A Bangladesh-origin US National Security Council member Rumana Ahmed, who joined the White House team in 2011, quit his jobs protesting at Donald Trump’s immigration ban.
According to an opinion piece she wrote on theatlantic.com, she pulled her out of the National Security Council team eight days after the Donald Trump’s swear-in as the US president.
“When Trump issued a ban on travellers from seven Muslim-majority countries and all Syrian refugees, I knew I could no longer stay and work for an administration that saw me and people like me not as fellow citizens, but as a threat,” read the opinion piece.
She was hired to work at the White House in 2011, reads the writing piece. “I lasted eight days.”
Rumana Ahmed was born to Bangladesh-born parents, immigrated to the United States in 1978.
She said her mother worked as a cashier and later began her own day-care business while her father, who was killed in a car accident in 1995, worked at Bank of America and was eventually promoted to assistant vice president at the bank’s headquarters.
She also said she was a White House staff before her joining at the National Security Council.
She added, “My job there was to promote and protect the best of what my country stands for.
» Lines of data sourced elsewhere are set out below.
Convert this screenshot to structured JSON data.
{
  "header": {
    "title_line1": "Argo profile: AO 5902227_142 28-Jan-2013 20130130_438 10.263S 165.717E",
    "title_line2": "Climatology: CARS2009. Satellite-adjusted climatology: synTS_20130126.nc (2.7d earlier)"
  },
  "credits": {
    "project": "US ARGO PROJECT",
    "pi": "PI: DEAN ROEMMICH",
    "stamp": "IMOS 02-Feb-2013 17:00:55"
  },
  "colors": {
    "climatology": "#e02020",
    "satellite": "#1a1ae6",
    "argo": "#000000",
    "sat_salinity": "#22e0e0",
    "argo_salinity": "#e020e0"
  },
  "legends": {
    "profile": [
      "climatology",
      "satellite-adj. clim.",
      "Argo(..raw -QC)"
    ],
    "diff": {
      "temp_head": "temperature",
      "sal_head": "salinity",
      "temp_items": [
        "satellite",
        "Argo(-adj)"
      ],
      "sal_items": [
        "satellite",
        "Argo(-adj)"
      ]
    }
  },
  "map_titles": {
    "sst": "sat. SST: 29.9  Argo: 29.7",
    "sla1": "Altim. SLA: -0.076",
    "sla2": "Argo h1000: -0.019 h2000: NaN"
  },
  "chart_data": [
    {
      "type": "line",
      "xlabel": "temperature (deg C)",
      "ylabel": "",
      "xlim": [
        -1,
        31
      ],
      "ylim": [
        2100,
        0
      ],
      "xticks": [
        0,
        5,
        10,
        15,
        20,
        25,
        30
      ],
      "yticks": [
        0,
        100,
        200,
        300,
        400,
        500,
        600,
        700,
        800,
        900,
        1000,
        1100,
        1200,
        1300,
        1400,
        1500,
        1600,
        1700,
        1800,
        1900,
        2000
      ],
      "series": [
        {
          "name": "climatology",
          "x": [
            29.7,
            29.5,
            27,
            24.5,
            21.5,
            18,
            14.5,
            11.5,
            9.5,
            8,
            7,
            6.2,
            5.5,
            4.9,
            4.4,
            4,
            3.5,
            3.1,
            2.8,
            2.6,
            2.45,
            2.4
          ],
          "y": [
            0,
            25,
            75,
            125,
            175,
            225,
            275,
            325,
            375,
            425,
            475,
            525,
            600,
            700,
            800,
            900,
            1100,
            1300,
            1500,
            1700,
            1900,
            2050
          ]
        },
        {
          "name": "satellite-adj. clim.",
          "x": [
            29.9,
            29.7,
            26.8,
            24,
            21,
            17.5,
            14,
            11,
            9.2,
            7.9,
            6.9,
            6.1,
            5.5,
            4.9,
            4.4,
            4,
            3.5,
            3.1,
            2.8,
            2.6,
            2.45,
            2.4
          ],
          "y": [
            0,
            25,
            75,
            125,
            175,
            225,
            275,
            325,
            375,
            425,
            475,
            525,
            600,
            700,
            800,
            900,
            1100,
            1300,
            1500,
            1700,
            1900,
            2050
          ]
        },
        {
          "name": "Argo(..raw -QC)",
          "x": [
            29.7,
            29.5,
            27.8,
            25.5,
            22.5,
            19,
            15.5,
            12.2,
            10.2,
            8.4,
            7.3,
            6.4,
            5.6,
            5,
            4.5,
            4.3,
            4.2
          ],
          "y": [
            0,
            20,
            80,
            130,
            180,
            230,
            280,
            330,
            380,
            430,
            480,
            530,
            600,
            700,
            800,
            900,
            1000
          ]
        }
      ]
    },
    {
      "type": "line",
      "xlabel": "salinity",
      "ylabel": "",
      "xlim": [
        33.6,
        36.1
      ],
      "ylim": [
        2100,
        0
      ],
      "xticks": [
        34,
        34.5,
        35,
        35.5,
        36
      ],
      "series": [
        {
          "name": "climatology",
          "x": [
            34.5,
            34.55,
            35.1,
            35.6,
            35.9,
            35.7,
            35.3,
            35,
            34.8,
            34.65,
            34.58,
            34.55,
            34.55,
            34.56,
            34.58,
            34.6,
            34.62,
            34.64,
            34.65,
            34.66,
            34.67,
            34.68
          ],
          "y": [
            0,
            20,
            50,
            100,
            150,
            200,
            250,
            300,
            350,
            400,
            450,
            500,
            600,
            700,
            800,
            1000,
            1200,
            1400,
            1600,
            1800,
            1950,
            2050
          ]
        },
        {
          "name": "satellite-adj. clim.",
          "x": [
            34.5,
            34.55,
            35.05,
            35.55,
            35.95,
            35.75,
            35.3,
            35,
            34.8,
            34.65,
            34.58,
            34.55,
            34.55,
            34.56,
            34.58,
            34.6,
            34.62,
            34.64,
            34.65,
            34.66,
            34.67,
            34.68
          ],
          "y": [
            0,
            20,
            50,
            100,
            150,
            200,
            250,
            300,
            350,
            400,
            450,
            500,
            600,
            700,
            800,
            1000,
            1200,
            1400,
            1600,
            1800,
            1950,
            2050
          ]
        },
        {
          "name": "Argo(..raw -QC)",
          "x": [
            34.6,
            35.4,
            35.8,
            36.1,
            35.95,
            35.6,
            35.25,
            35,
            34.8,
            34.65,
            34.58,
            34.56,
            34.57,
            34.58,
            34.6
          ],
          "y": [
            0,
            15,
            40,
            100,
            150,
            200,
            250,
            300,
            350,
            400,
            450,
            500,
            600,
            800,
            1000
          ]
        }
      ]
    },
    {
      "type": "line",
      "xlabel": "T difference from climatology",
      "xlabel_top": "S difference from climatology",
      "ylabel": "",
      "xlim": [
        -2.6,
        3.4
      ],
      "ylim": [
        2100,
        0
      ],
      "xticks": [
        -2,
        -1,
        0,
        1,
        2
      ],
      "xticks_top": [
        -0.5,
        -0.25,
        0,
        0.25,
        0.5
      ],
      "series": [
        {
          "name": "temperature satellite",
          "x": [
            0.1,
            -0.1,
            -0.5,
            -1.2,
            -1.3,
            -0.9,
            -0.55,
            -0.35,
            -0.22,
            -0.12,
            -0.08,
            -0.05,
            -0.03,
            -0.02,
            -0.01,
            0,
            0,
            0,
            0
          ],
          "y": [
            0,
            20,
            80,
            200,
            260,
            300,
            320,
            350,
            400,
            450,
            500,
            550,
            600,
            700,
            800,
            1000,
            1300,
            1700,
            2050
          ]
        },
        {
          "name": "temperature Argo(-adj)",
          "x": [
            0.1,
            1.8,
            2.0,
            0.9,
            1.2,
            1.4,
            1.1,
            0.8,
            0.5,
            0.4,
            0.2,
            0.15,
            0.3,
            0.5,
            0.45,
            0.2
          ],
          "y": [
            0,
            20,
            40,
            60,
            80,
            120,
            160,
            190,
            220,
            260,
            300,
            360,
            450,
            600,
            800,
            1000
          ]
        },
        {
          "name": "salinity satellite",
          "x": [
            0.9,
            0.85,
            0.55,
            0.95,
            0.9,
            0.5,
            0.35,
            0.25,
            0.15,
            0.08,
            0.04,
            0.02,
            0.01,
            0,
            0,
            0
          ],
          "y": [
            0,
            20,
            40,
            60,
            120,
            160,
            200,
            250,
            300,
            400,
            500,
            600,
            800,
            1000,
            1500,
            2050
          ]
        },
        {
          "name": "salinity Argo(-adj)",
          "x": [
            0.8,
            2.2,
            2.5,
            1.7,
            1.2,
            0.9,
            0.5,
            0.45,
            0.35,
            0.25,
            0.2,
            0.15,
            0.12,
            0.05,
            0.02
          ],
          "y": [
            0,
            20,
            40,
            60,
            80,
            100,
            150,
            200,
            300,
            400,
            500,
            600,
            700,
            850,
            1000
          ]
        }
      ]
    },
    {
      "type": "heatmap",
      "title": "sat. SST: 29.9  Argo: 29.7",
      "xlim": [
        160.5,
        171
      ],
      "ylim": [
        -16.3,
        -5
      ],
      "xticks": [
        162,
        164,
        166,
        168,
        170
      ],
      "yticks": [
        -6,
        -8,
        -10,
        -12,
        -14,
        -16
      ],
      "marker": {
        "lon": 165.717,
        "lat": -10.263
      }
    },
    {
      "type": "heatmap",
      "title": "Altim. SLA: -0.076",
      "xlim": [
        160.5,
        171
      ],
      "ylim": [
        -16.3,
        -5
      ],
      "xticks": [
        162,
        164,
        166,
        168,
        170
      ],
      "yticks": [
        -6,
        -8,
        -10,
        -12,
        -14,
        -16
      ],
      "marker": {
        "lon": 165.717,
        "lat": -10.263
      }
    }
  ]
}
I am a hijab-wearing Muslim woman–I was the only hijabi in the West Wing–and the Obama administration always made me feel welcome and included. Like most of my fellow American Muslims, I spent much of 2016 watching with consternation as Donald Trump vilified our community.
“I told him I had to leave because it was an insult walking into this country’s most historic building every day under an administration that is working against and vilifying everything I stand for as an American and as a Muslim.
“I told him that the administration was attacking the basic tenets of democracy. I told him that I hoped that they and those in Congress were prepared to take responsibility for all the consequences that would attend their decisions,” read the opinion piece.